The sole issue for determination in this case is whether the first respondent is an employer within the energy industry and is thereby bound by the Collective Bargaining Agreement: Zimbabwe Energy Industry, Statutory Instrument 50 of 2012, S.I.50/2012 (“the CBA”).The issue was placed before the Labour Court for determination and ...
The sole issue for determination in this case is whether the first respondent is an employer within the energy industry and is thereby bound by the Collective Bargaining Agreement: Zimbabwe Energy Industry, Statutory Instrument 50 of 2012, S.I.50/2012 (“the CBA”).
The issue was placed before the Labour Court for determination and it found that the first respondent is not an employer in the energy industry and is thus not bound by the requisite Collective Bargaining Agreement: Zimbabwe Energy Industry, Statutory Instrument 50 of 2012, S.I.50 of 2012 (CBA).
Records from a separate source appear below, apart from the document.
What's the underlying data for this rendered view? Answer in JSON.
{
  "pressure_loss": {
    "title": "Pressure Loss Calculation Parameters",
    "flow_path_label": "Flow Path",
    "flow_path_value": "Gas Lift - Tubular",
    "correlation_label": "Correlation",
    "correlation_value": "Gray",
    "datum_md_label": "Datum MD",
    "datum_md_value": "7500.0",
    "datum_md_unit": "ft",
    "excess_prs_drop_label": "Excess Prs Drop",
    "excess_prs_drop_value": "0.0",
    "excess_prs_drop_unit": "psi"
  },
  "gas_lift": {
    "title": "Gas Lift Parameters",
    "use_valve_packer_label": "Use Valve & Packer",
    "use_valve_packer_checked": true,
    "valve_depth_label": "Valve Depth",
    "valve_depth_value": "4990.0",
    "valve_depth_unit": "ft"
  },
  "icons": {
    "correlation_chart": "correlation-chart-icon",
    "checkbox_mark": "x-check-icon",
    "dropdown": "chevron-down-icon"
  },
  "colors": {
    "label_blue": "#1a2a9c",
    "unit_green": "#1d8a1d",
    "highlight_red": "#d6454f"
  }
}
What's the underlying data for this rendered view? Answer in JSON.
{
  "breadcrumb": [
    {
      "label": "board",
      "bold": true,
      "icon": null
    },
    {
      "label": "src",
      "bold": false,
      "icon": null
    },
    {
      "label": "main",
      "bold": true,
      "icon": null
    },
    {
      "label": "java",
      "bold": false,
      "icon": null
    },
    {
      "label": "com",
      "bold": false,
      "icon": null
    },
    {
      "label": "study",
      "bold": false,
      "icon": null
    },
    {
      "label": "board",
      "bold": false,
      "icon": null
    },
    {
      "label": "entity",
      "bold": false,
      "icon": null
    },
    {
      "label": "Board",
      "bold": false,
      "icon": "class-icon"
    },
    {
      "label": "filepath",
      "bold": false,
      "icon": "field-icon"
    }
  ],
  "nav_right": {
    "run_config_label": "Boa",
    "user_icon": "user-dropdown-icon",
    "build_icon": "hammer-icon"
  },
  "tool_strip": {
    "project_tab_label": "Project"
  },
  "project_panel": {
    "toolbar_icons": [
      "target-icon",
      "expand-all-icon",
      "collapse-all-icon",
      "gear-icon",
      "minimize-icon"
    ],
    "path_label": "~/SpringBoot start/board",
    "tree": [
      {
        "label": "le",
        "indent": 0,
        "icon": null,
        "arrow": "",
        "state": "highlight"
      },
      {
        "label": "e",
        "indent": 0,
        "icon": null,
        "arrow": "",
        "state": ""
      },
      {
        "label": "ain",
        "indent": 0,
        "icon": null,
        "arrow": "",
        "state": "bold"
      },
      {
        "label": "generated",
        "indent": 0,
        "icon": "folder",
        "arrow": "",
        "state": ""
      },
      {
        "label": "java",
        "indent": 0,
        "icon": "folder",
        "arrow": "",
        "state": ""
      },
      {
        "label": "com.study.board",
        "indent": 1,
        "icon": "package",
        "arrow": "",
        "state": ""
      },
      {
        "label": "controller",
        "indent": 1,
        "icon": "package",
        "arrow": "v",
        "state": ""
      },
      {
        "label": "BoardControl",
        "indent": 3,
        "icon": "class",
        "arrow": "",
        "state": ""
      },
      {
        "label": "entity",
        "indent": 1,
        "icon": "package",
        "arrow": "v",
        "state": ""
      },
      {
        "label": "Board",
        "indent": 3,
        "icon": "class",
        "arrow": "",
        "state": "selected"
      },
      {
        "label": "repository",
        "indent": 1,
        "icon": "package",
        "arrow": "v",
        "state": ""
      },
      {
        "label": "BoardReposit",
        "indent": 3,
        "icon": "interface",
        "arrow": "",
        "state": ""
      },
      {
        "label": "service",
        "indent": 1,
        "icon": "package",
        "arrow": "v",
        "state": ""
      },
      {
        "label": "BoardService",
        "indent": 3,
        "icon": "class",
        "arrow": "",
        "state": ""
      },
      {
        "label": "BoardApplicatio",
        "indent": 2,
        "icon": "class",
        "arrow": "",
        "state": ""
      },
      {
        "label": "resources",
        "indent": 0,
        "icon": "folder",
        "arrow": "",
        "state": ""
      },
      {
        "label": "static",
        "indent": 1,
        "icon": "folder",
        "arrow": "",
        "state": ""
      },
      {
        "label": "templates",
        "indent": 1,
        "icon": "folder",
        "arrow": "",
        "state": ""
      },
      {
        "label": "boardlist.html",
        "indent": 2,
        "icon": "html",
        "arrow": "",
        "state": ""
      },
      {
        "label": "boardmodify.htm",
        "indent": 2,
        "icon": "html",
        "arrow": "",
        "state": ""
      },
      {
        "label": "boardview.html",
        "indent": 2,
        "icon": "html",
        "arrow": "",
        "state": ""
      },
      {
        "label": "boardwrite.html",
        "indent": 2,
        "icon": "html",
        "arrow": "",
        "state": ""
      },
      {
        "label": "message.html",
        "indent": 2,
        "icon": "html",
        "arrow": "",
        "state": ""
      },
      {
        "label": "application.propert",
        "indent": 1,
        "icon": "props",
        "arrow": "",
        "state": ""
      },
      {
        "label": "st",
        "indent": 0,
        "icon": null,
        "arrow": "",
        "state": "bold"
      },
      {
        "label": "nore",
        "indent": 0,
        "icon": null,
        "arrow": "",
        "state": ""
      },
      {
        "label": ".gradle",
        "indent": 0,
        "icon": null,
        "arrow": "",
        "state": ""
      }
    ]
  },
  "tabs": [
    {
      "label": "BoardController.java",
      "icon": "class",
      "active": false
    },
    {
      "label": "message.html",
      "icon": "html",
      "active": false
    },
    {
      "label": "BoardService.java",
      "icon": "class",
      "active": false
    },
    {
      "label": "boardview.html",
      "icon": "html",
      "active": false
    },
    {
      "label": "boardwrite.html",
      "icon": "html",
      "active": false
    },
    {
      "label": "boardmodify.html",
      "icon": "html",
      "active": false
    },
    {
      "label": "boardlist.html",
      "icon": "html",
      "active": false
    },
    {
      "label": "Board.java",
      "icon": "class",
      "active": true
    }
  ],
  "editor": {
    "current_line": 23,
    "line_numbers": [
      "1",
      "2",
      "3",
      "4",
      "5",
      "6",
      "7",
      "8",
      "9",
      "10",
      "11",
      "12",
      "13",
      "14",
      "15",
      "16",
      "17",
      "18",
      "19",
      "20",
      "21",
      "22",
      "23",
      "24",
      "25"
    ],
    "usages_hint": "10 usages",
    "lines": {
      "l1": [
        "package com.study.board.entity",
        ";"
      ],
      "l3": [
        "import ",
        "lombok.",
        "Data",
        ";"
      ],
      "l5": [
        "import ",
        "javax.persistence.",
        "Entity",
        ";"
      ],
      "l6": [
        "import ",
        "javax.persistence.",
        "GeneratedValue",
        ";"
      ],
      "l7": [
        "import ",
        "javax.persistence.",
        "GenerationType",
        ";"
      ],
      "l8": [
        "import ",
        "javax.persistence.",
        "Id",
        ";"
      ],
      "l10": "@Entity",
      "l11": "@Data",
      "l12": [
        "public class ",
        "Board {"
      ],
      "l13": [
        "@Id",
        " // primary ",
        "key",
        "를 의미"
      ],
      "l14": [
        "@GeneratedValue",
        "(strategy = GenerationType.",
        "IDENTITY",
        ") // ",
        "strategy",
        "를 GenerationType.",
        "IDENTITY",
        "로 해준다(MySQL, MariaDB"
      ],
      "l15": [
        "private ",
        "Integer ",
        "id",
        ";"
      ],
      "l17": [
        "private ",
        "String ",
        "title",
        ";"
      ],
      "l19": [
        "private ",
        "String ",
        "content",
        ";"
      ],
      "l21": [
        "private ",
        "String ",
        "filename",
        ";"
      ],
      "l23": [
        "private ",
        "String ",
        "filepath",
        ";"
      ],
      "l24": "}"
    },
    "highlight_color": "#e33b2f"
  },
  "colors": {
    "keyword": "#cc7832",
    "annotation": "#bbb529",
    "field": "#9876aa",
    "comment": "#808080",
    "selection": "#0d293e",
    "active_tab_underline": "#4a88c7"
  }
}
This is an appeal against that decision.
The factual and legal basis upon which the appeal is founded is as follows:
The first to tenth appellants are members of the eleventh appellant (Zimbabwe Energy Workers Union), a worker's union which is a party to the Collective Bargaining Agreement. The first respondent is a statutory body established in terms of section 3 of the Energy Regulatory Act [Chapter 13:23] (“the Act”) The functions of the first respondent are spelt out in section 4 of the Energy Regulatory Act, and, in short, the first respondent's mandate is to regulate the energy industry.
The phrase "energy industry” is defined, in section 2 of the Energy Regulatory Act, as follows:-
“'energy industry' means the persons in Zimbabwe who, in the private or public sphere are concerned with the generation, procurement, distribution, transportation, transmission and production of energy to consumers thereof.”
On 27 January 2012, a Collective Bargaining Agreement was reached between the Zimbabwe Energy Industry Employers' Association, Zimbabwe Energy Workers Union (the eleventh appellant) and the ZESA Technical Employees' Association, for the period 1 January 2012 to 31 December 2012. The salary scales flowing from the Collective Bargaining Agreement were produced on 27 February 2012 and they were circulated to all employers, including the first respondent, for implementation. The first respondent communicated to the eleventh appellant (Zimbabwe Energy Workers Union) that it had fully complied with the Collective Bargaining Agreement in August 2012.
However, the first respondent later reneged from such compliance arguing that it did not belong to the energy industry and thus it could not be bound by the energy industry Collective Bargaining Agreement.
The first respondent's refusal to implement the Collective Bargaining Agreement ignited a dispute between the parties, which dispute was referred to conciliation. No settlement was reached and the matter was referred for arbitration.
The arbitrator found that the first respondent was bound by the Collective Bargaining Agreement. The first responded appealed against that decision on the ground that the arbitrator dealt with a dispute which fell under the exclusive jurisdiction of the Labour Court by virtue of section 46(a) of the Labour Act [Chapter 28:01] which provides that any dispute as to the extent or description of any undertaking or industry shall be referred to the Labour Court for determination.
The appeal was allowed and the arbitral award was set aside.
The appellants then made an application in term of section 46 of the Labour Act for the determination of whether the first respondent falls within the energy industry. The application was dismissed after the court had found that the first respondent does not fall within the energy industry and is not bound by the Collective Bargaining Agreement.
The present appeal was noted against the decision of the court a quo.